This experiment is based on the CNN network built by ourselves to classify eye state. Originally, it was intended to migrate learning to classify using VGG16 network. However, the effect of the experiment is very poor and the speed is very slow. It should be the blogger's own problem. However, the model of CNN network built by ourselves is very accurate and fast. This article focuses on confusion matrix drawing, something you haven't touched before.
1. Import Library
import tensorflow as tf import numpy as np import matplotlib.pyplot as plt import os,pathlib,PIL from tensorflow import keras from tensorflow.keras import layers,models,Sequential
2. Data Loading
The file path where the data is located
data_dir = "E:/tmp/.keras/datasets/Eye_photos" data_dir = pathlib.Path(data_dir) img_count = len(list(data_dir.glob('*/*.jpg')))#Total number of pictures
Setup of Hyperparameters
height = 224 width = 224 epochs = 10 batch_size = 64
Build an ImageDataGenerator. In previous experiments, I used to do data enhancement at this step, including left-right flipping, picture flipping at an angle, horizontal flipping, and so on. However, this is not done in this experiment. Because the eye states identified in this study include left, right, front and closed eyes, if data enhancement is made, the left view changes to the right view, so the data does not achieve the enhancement effect, but introduces noise data, which is not worth it.

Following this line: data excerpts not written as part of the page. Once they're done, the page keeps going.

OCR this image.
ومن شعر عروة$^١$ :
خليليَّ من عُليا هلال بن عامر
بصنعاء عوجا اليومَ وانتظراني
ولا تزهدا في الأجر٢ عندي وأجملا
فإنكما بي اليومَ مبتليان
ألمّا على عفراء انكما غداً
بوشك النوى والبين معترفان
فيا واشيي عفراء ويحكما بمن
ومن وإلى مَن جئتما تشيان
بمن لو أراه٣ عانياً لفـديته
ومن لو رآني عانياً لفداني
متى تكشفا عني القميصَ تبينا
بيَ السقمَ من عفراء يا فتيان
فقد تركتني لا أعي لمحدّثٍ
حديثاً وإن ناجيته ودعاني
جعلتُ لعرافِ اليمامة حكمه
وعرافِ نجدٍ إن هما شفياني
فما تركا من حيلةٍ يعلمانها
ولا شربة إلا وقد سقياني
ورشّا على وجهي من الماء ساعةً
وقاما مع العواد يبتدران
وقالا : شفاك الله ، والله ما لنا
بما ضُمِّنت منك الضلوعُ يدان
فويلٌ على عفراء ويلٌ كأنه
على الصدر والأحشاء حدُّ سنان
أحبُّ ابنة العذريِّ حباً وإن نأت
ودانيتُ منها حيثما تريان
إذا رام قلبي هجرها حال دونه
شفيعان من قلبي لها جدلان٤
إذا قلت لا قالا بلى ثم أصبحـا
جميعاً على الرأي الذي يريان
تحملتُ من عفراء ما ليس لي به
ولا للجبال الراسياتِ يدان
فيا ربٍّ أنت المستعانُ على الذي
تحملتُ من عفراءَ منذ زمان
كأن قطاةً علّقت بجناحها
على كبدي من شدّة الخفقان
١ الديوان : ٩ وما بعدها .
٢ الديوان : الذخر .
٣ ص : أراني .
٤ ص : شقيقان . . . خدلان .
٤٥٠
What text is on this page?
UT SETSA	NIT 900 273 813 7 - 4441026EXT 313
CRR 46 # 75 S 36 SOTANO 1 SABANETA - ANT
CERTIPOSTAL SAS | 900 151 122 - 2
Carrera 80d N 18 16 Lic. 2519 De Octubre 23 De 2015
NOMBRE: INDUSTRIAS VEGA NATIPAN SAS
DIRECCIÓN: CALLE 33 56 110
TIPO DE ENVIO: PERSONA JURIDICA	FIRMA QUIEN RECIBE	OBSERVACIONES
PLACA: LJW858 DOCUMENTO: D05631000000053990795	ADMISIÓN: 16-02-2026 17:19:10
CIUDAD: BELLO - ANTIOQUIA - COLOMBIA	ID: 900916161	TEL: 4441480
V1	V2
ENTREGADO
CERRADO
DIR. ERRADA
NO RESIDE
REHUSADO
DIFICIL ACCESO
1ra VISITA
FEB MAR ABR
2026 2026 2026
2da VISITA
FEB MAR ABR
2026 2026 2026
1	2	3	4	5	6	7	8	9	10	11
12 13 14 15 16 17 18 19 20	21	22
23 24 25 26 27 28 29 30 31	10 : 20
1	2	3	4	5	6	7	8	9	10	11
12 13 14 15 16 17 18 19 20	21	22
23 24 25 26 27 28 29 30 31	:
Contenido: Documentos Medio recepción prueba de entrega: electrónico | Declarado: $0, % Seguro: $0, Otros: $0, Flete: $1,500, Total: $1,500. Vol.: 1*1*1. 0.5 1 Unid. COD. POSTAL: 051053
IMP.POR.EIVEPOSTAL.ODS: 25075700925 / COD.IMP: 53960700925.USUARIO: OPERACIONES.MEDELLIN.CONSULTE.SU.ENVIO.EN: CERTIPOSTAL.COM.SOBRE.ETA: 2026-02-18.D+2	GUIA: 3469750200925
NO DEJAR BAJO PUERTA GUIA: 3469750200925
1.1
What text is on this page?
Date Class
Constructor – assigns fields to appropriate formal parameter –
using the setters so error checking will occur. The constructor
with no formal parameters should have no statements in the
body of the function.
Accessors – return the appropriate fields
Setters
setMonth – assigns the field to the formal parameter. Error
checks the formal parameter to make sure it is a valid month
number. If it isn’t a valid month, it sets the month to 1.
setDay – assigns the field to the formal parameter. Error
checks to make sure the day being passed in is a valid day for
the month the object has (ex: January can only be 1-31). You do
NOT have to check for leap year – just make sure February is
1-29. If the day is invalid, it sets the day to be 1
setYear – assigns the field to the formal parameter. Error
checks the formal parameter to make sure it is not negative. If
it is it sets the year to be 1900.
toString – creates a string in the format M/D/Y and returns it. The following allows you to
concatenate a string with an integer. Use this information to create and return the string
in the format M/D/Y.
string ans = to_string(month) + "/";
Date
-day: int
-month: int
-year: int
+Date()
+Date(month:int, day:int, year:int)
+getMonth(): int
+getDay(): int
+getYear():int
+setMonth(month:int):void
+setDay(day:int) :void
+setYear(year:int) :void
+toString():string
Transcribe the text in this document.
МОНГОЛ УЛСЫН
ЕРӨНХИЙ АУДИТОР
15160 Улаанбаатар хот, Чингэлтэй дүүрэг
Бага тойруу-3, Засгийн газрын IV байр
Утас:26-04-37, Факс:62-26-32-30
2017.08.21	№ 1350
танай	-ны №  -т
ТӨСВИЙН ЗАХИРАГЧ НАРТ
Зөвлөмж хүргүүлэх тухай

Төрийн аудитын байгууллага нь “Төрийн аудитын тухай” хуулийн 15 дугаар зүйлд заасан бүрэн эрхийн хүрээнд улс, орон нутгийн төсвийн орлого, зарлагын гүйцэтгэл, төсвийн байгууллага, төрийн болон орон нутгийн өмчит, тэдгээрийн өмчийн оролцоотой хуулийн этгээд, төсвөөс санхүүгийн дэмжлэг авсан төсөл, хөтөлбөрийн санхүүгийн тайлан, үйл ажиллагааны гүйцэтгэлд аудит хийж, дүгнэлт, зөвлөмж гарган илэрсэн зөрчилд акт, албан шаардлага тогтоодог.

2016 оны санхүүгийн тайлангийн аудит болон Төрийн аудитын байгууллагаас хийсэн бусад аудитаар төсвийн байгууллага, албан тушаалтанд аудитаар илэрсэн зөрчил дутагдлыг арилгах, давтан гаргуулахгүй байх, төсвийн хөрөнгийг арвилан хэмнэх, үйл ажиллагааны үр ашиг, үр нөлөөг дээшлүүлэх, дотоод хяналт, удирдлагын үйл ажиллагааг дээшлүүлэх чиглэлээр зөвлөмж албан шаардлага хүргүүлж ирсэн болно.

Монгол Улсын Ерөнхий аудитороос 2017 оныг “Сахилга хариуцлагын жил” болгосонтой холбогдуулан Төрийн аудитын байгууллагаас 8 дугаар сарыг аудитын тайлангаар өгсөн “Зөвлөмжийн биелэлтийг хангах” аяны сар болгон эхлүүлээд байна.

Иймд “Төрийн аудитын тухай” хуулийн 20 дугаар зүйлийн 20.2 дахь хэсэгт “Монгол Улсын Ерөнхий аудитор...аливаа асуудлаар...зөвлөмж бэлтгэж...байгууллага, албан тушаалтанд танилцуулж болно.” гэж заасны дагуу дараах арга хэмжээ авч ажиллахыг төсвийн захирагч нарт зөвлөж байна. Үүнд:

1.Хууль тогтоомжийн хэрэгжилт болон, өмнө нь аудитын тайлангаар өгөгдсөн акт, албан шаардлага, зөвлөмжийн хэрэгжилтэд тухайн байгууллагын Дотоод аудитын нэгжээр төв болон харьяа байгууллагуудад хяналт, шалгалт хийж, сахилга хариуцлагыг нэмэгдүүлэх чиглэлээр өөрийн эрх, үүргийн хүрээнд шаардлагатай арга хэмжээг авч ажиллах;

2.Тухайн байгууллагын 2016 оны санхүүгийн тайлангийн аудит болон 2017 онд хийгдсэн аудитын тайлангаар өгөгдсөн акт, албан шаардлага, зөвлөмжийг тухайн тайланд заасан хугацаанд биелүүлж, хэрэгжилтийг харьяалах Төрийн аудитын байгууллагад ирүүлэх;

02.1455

train_data_gen = tf.keras.preprocessing.image.ImageDataGenerator( rescale=1./255, validation_split=0.2)#Divide into training and test sets at a ratio of 8:2
Divided into training and test sets
train_ds = train_data_gen.flow_from_directory( directory=data_dir, target_size=(height,width), batch_size=batch_size, shuffle=True, class_mode='categorical', subset='training' ) test_ds = train_data_gen.flow_from_directory( directory=data_dir, target_size=(height,width), batch_size=batch_size, shuffle=True, class_mode='categorical', subset='validation' )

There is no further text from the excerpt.